Several 2014 news stories indicated that Swedish homewares giant Ikea could begin manufacturing in Ethiopia. However, when asked, company spokesperson Jouel Tiu stated that: “Ikea Sweden has no immediate plans to start Ikea operations in Ethiopia.” However, he did note that the company is consistently reviewing expansion opportunities worldwide – including in Ethiopia.

Ethiopia is also seeing an influx of industrial activity from established export sourcing destinations with rising labour costs. Products destined for Turkey, India, South Korea, Taiwan, and China are all beginning to be manufactured there. Many business interests in these countries are leasing or have made commitments to lease space in Ethiopia’s new industrial zones, according to Mr Haile, the minister of industry.

Taiwan’s George Shoe Factory and Korea’s garment maker Myungsung Textile Company, for example, now manufacture goods in the country’s Bole Lemi industrial park. Turkey has already set up multiple textile operations in country, including Ayka Textiles’ Akya Addis Group subsidiary.

As well, UK leather specialist Pittards now operates leather and garment production facilities in Addis Ababa employing 1200 people to make designer gloves. And Ethiopia’s new leather-based manufacturing culture is also creating some local success stories, such as CEO Bethlehem Alamu, who founded soleRebels and The Republic of Leather ventures. Ms Alamu’s soleRebels company has become one of the world’s fastest growing footwear brands, garnering her multiple global business awards. Her “made in Ethiopia” products employ thousands through a global retail chain with stores in Taiwan, Spain, and California.

Getting the balance

As Ethiopia progresses in its export-led national industrialisation strategy, it will take time to fully realise goals of substantially increasing employment and becoming a globally competitive manufacturing hub. The country maintains a significant trade deficit, and its latest unemployment figures remains at about 25 percent for 2012, according to the IMF.

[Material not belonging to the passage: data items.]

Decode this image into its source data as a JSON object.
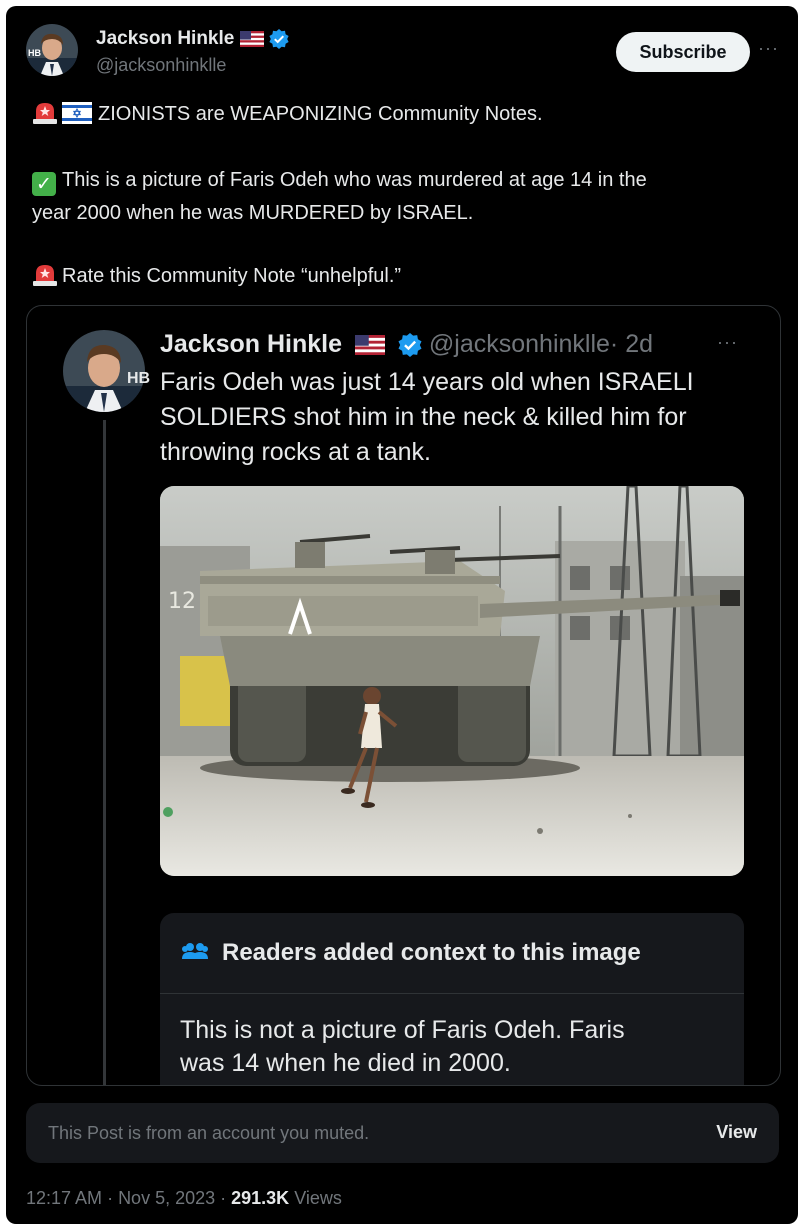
{
  "post": {
    "author_name": "Jackson Hinkle",
    "author_handle": "@jacksonhinklle",
    "subscribe_label": "Subscribe",
    "more_label": "···",
    "lines": [
      "ZIONISTS are WEAPONIZING Community Notes.",
      "This is a picture of Faris Odeh who was murdered at age 14 in the",
      "year 2000 when he was MURDERED by ISRAEL.",
      "Rate this Community Note “unhelpful.”"
    ]
  },
  "quoted": {
    "author_name": "Jackson Hinkle",
    "author_handle": "@jacksonhinklle",
    "time": "· 2d",
    "more_label": "···",
    "lines": [
      "Faris Odeh was just 14 years old when ISRAELI",
      "SOLDIERS shot him in the neck & killed him for",
      "throwing rocks at a tank."
    ],
    "image_tank_number": "12"
  },
  "note": {
    "title": "Readers added context to this image",
    "lines": [
      "This is not a picture of Faris Odeh. Faris",
      "was 14 when he died in 2000."
    ]
  },
  "muted": {
    "text": "This Post is from an account you muted.",
    "view_label": "View"
  },
  "meta": {
    "time": "12:17 AM",
    "sep1": " · ",
    "date": "Nov 5, 2023",
    "sep2": " · ",
    "views_count": "291.3K",
    "views_label": " Views"
  },
  "colors": {
    "background": "#000000",
    "text": "#e7e9ea",
    "secondary": "#71767b",
    "verified_blue": "#1d9bf0",
    "note_bg": "#16181c"
  },
  "icons": {
    "verified": "verified-badge-icon",
    "flag": "us-flag-icon",
    "siren": "siren-icon",
    "israel_flag": "israel-flag-icon",
    "check": "check-mark-icon",
    "readers": "people-icon"
  }
}
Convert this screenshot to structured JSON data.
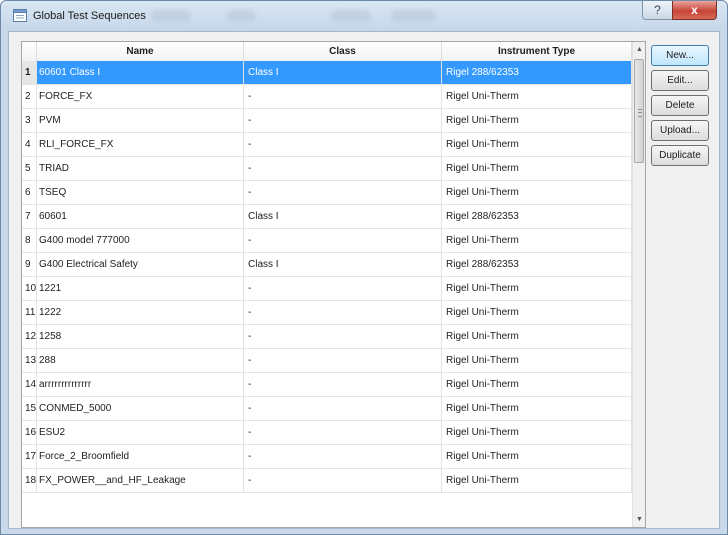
{
  "window": {
    "title": "Global Test Sequences",
    "help_glyph": "?",
    "close_glyph": "x"
  },
  "table": {
    "columns": [
      "Name",
      "Class",
      "Instrument Type"
    ],
    "rows": [
      {
        "num": "1",
        "name": "60601 Class I",
        "class": "Class I",
        "type": "Rigel 288/62353",
        "selected": true
      },
      {
        "num": "2",
        "name": "FORCE_FX",
        "class": "-",
        "type": "Rigel Uni-Therm"
      },
      {
        "num": "3",
        "name": "PVM",
        "class": "-",
        "type": "Rigel Uni-Therm"
      },
      {
        "num": "4",
        "name": "RLI_FORCE_FX",
        "class": "-",
        "type": "Rigel Uni-Therm"
      },
      {
        "num": "5",
        "name": "TRIAD",
        "class": "-",
        "type": "Rigel Uni-Therm"
      },
      {
        "num": "6",
        "name": "TSEQ",
        "class": "-",
        "type": "Rigel Uni-Therm"
      },
      {
        "num": "7",
        "name": "60601",
        "class": "Class I",
        "type": "Rigel 288/62353"
      },
      {
        "num": "8",
        "name": "G400 model 777000",
        "class": "-",
        "type": "Rigel Uni-Therm"
      },
      {
        "num": "9",
        "name": "G400 Electrical Safety",
        "class": "Class I",
        "type": "Rigel 288/62353"
      },
      {
        "num": "10",
        "name": "1221",
        "class": "-",
        "type": "Rigel Uni-Therm"
      },
      {
        "num": "11",
        "name": "1222",
        "class": "-",
        "type": "Rigel Uni-Therm"
      },
      {
        "num": "12",
        "name": "1258",
        "class": "-",
        "type": "Rigel Uni-Therm"
      },
      {
        "num": "13",
        "name": "288",
        "class": "-",
        "type": "Rigel Uni-Therm"
      },
      {
        "num": "14",
        "name": "arrrrrrrrrrrrrr",
        "class": "-",
        "type": "Rigel Uni-Therm"
      },
      {
        "num": "15",
        "name": "CONMED_5000",
        "class": "-",
        "type": "Rigel Uni-Therm"
      },
      {
        "num": "16",
        "name": "ESU2",
        "class": "-",
        "type": "Rigel Uni-Therm"
      },
      {
        "num": "17",
        "name": "Force_2_Broomfield",
        "class": "-",
        "type": "Rigel Uni-Therm"
      },
      {
        "num": "18",
        "name": "FX_POWER__and_HF_Leakage",
        "class": "-",
        "type": "Rigel Uni-Therm"
      }
    ]
  },
  "buttons": {
    "new": "New...",
    "edit": "Edit...",
    "delete": "Delete",
    "upload": "Upload...",
    "duplicate": "Duplicate"
  },
  "scrollbar": {
    "up_glyph": "▲",
    "down_glyph": "▼"
  },
  "colors": {
    "selection": "#3399ff",
    "window_frame": "#c9d9ea",
    "close_button": "#c7443a"
  }
}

Additionally, Ethiopia ranked 129 out of 189 countries on the World Bank’s 2014 Ease of Doing Business list, which tracks the impacts of national regulatory environments on businesses. High on the list of hurdles for foreign investment is poor connectivity and telecoms infrastructure.

Still, the country has set some high markers for itself, and appears to be achieving a number of the steps needed to moveforward. Each additional commitment to manufacturing and assembly in the country brings new capital, employment, skills transfer, and income. Additional benefits are diversification of the country’s economy, and a stronger tax base.

Ethiopia is also working to avoid a “race to the bottom” scenario in its industrial zones, according to minister for Industry and Trade Tadesse Haile. The government is requiring environmental assessments of all new operations and supporting public and private employee unions. He claims there are currently up to 100 in the country to date.

More importantly, Ethiopia’s success in becoming a global manufacturing hub can serve as an example for other African countries looking to transform their economies. If Ethiopia’s model can be modified and replicated, it could usher in the next phase of the region’s economic evolution.